A missed miscarriage, which is very rare, is when the embryo or fetus dies but continues to stay in the uterus. Often, the only signs of a missed miscarriage are the loss of all pregnancy symptoms, and less commonly, a brownish discharge. Confirmation of the miscarriage occurs when an ultrasound shows no fetal heartbeat.

Incomplete miscarriage.
An incomplete miscarriage is when some of the tissue from the placenta stays inside the uterus and some is passed through the vagina via bleeding. With an incomplete miscarriage, a woman continues to cramp and bleed (sometimes heavily), her cervix remains dilated, pregnancy tests still come back positive (or blood hCG levels are still detectable and don’t fall as expected), and parts of the pregnancy are still visible on an ultrasound.

Threatened miscarriage.
When there is some vaginal bleeding but the cervix remains closed and the fetal heartbeat (as seen on ultrasound) is still detectable, it is considered a threatened miscarriage. Roughly half of those women with a threatened miscarriage go on to have a perfectly healthy pregnancy.

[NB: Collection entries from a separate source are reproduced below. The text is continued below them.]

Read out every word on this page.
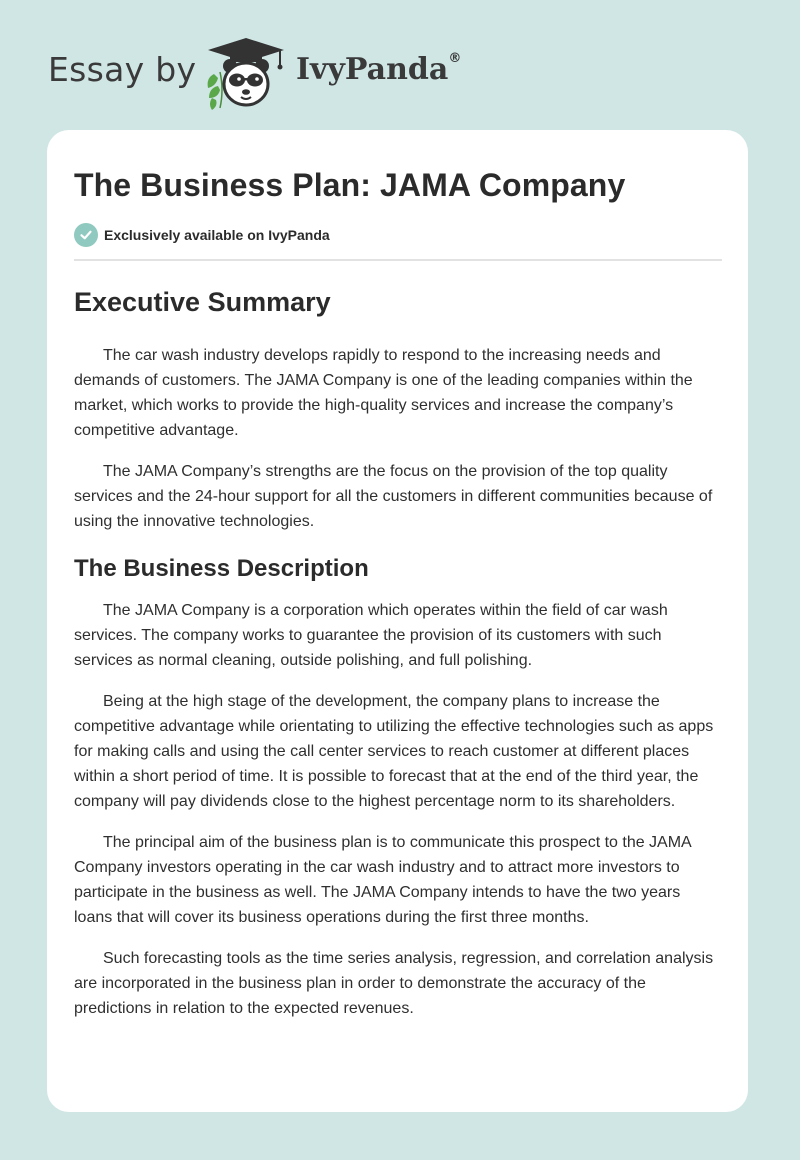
Essay by	IvyPanda®
The Business Plan: JAMA Company
Exclusively available on IvyPanda
Executive Summary

The car wash industry develops rapidly to respond to the increasing needs and demands of customers. The JAMA Company is one of the leading companies within the market, which works to provide the high-quality services and increase the company’s competitive advantage.

The JAMA Company’s strengths are the focus on the provision of the top quality services and the 24-hour support for all the customers in different communities because of using the innovative technologies.

The Business Description

The JAMA Company is a corporation which operates within the field of car wash services. The company works to guarantee the provision of its customers with such services as normal cleaning, outside polishing, and full polishing.

Being at the high stage of the development, the company plans to increase the competitive advantage while orientating to utilizing the effective technologies such as apps for making calls and using the call center services to reach customer at different places within a short period of time. It is possible to forecast that at the end of the third year, the company will pay dividends close to the highest percentage norm to its shareholders.

The principal aim of the business plan is to communicate this prospect to the JAMA Company investors operating in the car wash industry and to attract more investors to participate in the business as well. The JAMA Company intends to have the two years loans that will cover its business operations during the first three months.

Such forecasting tools as the time series analysis, regression, and correlation analysis are incorporated in the business plan in order to demonstrate the accuracy of the predictions in relation to the expected revenues.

Early miscarriage is usually related to a chromosomal or other genetic defect in the embryo, but it can also be caused by hormonal and other factors. Most often, the cause can’t be identified.

How common is it?
Miscarriage is one of the most common complications of early pregnancy. It’s hard to know for sure, but researchers have estimated that over 40 percent of conceptions end in miscarriages. And well over half of those occur so early that pregnancy is not even suspected yet—meaning these miscarriages often go unnoticed, passing for a normal or sometimes heavier period. See the box above for more on the different types of early miscarriage.